Of the 10,000 or so cars that were on the road by the start of the 20th century, three-quarters were electric or had external combustion steam engines, but the versatile and efficient gas-burning internal combustion power plant was destined for dominance. Partnered with ever-improving transmissions, tires, brakes, lights, and other such essentials of vehicular travel, it redefined the meaning of mobility, an urge as old as the human species.
The United States alone—where 25 million horses supplied most local transportation in 1900—had about the same number of cars just three decades later. The country also had giant industries to manufacture them and keep them running and a vast network of hard-surfaced roads, tunnels, and bridges to support their conquest of time and distance. By century's end, the average American adult would travel more than 10,000 miles a year by car.
Other countries did much of the technological pioneering of automobiles. A French military engineer, Nicholas-Joseph Cugnot, lit the fuse in 1771 by assembling a three-wheeled, steam-powered tractor to haul artillery. Although hopelessly slow, his creation managed to run into a stone wall during field trials—history's first auto accident. About a century later, a German traveling salesman named Nicholaus Otto constructed the first practical internal combustion engine; it used a four stroke cycle of a piston to draw a fuel-air mixture into a cylinder, compress it, mechanically capture energy after ignition, and expel the exhaust before beginning the cycle anew. Shortly thereafter, two other German engineers, Gottlieb Daimler and Karl Benz, improved the design and attached their motors to various vehicles.

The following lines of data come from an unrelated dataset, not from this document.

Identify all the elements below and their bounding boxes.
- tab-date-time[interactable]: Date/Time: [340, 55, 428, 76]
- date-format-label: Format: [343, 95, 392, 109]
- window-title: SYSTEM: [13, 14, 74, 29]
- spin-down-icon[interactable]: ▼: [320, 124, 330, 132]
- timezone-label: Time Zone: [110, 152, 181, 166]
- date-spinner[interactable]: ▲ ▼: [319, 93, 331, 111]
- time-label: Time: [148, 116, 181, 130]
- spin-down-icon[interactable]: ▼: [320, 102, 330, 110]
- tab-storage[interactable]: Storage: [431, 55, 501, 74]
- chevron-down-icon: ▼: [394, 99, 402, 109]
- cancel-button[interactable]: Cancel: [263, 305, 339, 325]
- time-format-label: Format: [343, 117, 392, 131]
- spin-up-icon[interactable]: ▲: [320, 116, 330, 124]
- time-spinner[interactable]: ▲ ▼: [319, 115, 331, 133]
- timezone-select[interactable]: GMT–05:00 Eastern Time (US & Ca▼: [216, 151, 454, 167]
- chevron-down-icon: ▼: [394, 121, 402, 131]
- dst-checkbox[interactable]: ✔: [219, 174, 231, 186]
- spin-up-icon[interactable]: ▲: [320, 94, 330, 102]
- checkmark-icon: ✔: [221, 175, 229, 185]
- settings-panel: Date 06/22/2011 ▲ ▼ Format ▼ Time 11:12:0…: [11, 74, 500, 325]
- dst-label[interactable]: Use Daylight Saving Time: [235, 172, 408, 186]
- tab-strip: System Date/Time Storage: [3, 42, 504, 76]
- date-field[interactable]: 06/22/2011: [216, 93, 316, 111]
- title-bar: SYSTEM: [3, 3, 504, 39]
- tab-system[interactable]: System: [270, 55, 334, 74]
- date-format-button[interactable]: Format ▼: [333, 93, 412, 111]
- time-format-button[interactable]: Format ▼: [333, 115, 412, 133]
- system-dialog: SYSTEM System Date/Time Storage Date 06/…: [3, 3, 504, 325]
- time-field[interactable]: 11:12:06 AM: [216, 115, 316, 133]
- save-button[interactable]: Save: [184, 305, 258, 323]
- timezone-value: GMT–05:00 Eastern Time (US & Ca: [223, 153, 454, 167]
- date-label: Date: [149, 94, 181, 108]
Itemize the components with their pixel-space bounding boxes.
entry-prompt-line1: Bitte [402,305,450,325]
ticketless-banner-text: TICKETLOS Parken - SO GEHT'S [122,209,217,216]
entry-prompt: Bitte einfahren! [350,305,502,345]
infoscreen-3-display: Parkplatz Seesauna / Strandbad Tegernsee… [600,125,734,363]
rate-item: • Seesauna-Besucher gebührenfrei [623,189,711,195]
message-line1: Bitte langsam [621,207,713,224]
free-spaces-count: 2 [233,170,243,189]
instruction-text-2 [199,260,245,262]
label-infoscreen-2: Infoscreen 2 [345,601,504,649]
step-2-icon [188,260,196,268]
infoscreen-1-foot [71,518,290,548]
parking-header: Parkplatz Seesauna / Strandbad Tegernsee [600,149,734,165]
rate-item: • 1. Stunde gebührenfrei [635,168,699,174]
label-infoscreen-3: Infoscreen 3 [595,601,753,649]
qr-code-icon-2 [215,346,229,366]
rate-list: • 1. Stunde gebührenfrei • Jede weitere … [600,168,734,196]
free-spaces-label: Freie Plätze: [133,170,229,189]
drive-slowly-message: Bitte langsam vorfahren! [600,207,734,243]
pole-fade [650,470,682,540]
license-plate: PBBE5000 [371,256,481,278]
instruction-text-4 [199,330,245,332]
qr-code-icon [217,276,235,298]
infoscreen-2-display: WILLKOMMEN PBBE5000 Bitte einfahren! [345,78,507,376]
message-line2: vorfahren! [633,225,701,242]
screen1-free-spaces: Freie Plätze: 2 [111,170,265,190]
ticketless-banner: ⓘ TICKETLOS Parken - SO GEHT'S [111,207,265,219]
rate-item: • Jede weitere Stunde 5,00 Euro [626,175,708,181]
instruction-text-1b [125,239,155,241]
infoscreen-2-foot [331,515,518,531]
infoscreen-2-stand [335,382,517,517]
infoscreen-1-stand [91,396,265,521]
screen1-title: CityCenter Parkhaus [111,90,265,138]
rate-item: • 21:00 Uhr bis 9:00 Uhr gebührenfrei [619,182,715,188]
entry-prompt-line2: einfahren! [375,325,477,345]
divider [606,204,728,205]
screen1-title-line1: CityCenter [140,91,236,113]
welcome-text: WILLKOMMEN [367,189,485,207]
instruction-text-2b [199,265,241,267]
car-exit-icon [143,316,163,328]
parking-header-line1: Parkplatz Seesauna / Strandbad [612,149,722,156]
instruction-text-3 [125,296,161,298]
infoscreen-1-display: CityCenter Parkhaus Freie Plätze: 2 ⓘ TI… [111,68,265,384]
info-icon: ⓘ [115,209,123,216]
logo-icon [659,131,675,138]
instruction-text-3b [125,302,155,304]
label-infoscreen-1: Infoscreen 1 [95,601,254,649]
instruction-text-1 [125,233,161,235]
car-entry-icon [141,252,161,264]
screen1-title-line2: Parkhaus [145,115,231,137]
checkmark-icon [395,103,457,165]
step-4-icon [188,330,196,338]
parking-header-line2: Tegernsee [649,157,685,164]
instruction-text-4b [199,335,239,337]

These ideas leaped the Atlantic in the early 1890s, and within a decade all manner of primitive cars—open topped, bone-jarring contraptions often steered by tillers—were chugging along the streets and byways of the land. They were so alarming to livestock that Vermont passed a state law requiring a person to walk in front of a car carrying a red warning flag, and some rural counties banned them altogether. But even cautious farmers couldn't resist their appeal, memorably expressed by a future titan named Henry Ford: "Everybody wants to be somewhere he ain't. As soon as he gets there he wants to go right back."
Behind Ford's homespun ways lay mechanical gifts of a rare order. He grew up on a farm in Dearborn, Michigan, and worked the land himself for a number of years before moving to Detroit, where he was employed as a machinist and then as chief engineer of an electric light company. All the while he tinkered with cars, displaying such obvious talents that he readily found backers when he formed the Ford Motor Company in 1903 at the age of 40.
The business prospered from the start, and after the introduction of the Model T in 1908, it left all rivals in the dust. The Tin Lizzie, as the Model T was affectionately called, reflected Ford's rural roots. Standing seven feet high, with a four-cylinder, 20-horsepower engine that produced a top speed of 45 miles per hour, it was unpretentious, reliable, and remarkably sturdy. Most important from a marketing point of view, it was cheap—an affordable $850 that first year—and became astonishingly cheaper as the years passed, eventually dropping to the almost irresistible level of $290. "Every time I lower the price a dollar, we gain a thousand new buyers," boasted Ford. As for the cost of upkeep, the Tin Lizzie was a marvel. A replacement muffler cost 25 cents, a new fender $2.50.
What made such bargain prices possible was mass production, a competitive weapon that Henry Ford honed with obsessive genius. Its basis, the use of standardized, precision-made parts, had spun fortunes for a number of earlier American industrialists—armaments maker Samuel Colt and harvester king Cyrus McCormick among them. But that was only the starting point for Ford and his engineers. In search of efficiencies they created superb machine tools, among them a device that could simultaneously drill 45 holes in an engine block. They mechanized steps that were done by hand in other factories, such as the painting of wheels. Ford's painting machine could handle 2,000 wheels an hour. In 1913, with little fanfare, they tried out another tactic for boosting productivity: the moving assembly line, a concept borrowed from the meat-packing industry.